Bush first made the announcement a few weeks ago, and has recently elaborated
on it, with three clear intentions: first, to soothe any doubts about his
foreign policy expertise; second, to inspire traditionally Republican voters
who positively swoon at the thought of erecting a missile defense; and,
third, to reassure middle-of-the-road voters that his plan is not a move
toward confrontation but rather a step in the direction of further
disarmament and reduced nuclear confrontation.

A tall order. To do this Bush made three additional proposals, which seemed
to cast the idea of missile defense in a wholly new light. Bush said he would
1) extend his missile shield to include America's European allies; 2)
unilaterally reduce the number of U.S. nuclear warheads and invite the
Russians to do the same; and 3) "remove as many weapons as possible from
high-alert, hair-trigger status," and invite the Russians to do the same.

This all sounds very reassuring and, like all modern political pitches, has
great appeal to a variety of different constituencies with very divergent
views.

But wait a minute. What you wouldn't know from Bush's statement is that our
European allies haven't asked to be included within the U.S. missile defense
system. Actually, they are mounting a vociferous campaign to persuade us not
to deploy even the limited missile defense plan the Clinton administration
proposes. In fact, few issues unite the Europeans more than their opposition
to our missile defense plans.

Then there's the matter of coupling missile defense with further reductions
in American and Russian nuclear arsenals. What the Russians (and the Chinese,
for that matter) fear about an American missile defense program is that it
will make us invulnerable to their missiles. Thus, as they've repeatedly told
us, their logical reaction will be for them (especially the Chinese) to
increase their stockpile of weapons in order to overwhelm our defenses. (In
fact, one of the main points made by missile defense opponents is that it
will prompt the Chinese to vastly expand their own nuclear arsenal, which
currently contains roughly two dozen missiles.) No one thinks they will
reduce them further.

Similarly, the likelihood of removing missiles from their "high-alert,
hair-trigger status" seems low. Facing an American missile defense would
almost unquestionably make the Chinese and Russians want to keep their
nuclear arsenals on just such a "high-alert, hair-trigger" status. If they
won't, it's tough to imagine that the Pentagon will.

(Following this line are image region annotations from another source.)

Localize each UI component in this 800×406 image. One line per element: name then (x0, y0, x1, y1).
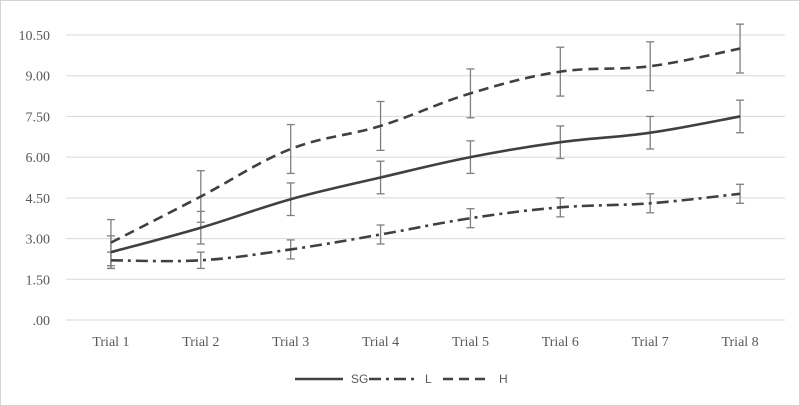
y-tick-label: .00 (33, 314, 51, 329)
series-line-l (110, 192, 741, 263)
y-tick-label: 6.00 (26, 151, 51, 166)
y-tick-label: 7.50 (26, 110, 51, 125)
y-tick-label: 10.50 (19, 29, 51, 44)
x-tick-label: Trial 4 (362, 335, 399, 350)
x-tick-label: Trial 6 (542, 335, 579, 350)
x-tick-label: Trial 2 (182, 335, 219, 350)
legend-label: H (499, 372, 508, 386)
error-bars-h (106, 23, 745, 267)
legend: SG L H (295, 372, 508, 386)
x-tick-label: Trial 3 (272, 335, 309, 350)
y-tick-label: 9.00 (26, 70, 51, 85)
x-tick-label: Trial 1 (92, 335, 129, 350)
legend-item-sg: SG (295, 372, 368, 386)
x-tick-label: Trial 7 (632, 335, 669, 350)
legend-label: SG (351, 372, 368, 386)
legend-item-l: L (369, 372, 432, 386)
series-line-sg (110, 115, 741, 254)
legend-item-h: H (443, 372, 508, 386)
y-tick-label: 1.50 (26, 273, 51, 288)
x-tick-label: Trial 5 (452, 335, 489, 350)
y-tick-label: 4.50 (26, 192, 51, 207)
legend-label: L (425, 372, 432, 386)
y-tick-label: 3.00 (26, 233, 51, 248)
series-line-h (110, 47, 741, 244)
x-tick-label: Trial 8 (721, 335, 758, 350)
error-bars-sg (106, 99, 745, 270)
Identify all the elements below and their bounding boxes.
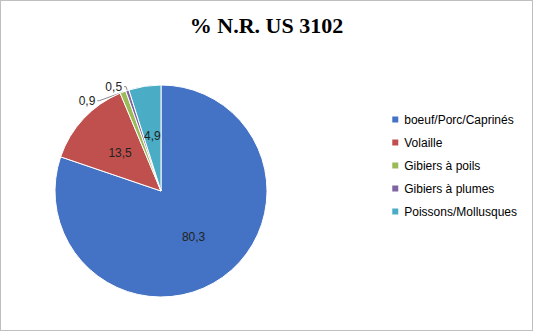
svg-text:boeuf/Porc/Caprinés: boeuf/Porc/Caprinés: [404, 113, 513, 127]
svg-text:Poissons/Mollusques: Poissons/Mollusques: [404, 205, 517, 219]
svg-text:13,5: 13,5: [108, 146, 132, 160]
svg-text:Gibiers à plumes: Gibiers à plumes: [404, 182, 494, 196]
svg-text:% N.R. US 3102: % N.R. US 3102: [190, 13, 343, 38]
svg-text:Gibiers à poils: Gibiers à poils: [404, 159, 480, 173]
svg-text:Volaille: Volaille: [404, 136, 442, 150]
svg-text:0,5: 0,5: [105, 80, 122, 94]
svg-text:0,9: 0,9: [79, 94, 96, 108]
svg-text:80,3: 80,3: [182, 230, 206, 244]
svg-text:4,9: 4,9: [144, 129, 161, 143]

There surely is a consistent, honest argument for a national missile defense.
Proponents argue that it will free the United States from depending on arms
control agreements, which of course come only after relentlessly frustrating
negotiations. After all, if missile defense really works, it won't matter
what these other countries do since their missiles can't hit us.

So what's going on here? Doesn't Bush know the Europeans are against the
whole idea of a missile defense? Doesn't he know that a robust missile
defense will likely make it difficult to make further reductions to nuclear
stockpiles?

It's possible Bush doesn't grasp any of this. But his advisors do. And they
know full well that the Bush proposal -- well-tailored for domestic political
consumption -- is premised on a series of dubious or simply improbable
scenarios and is, therefore, a deception.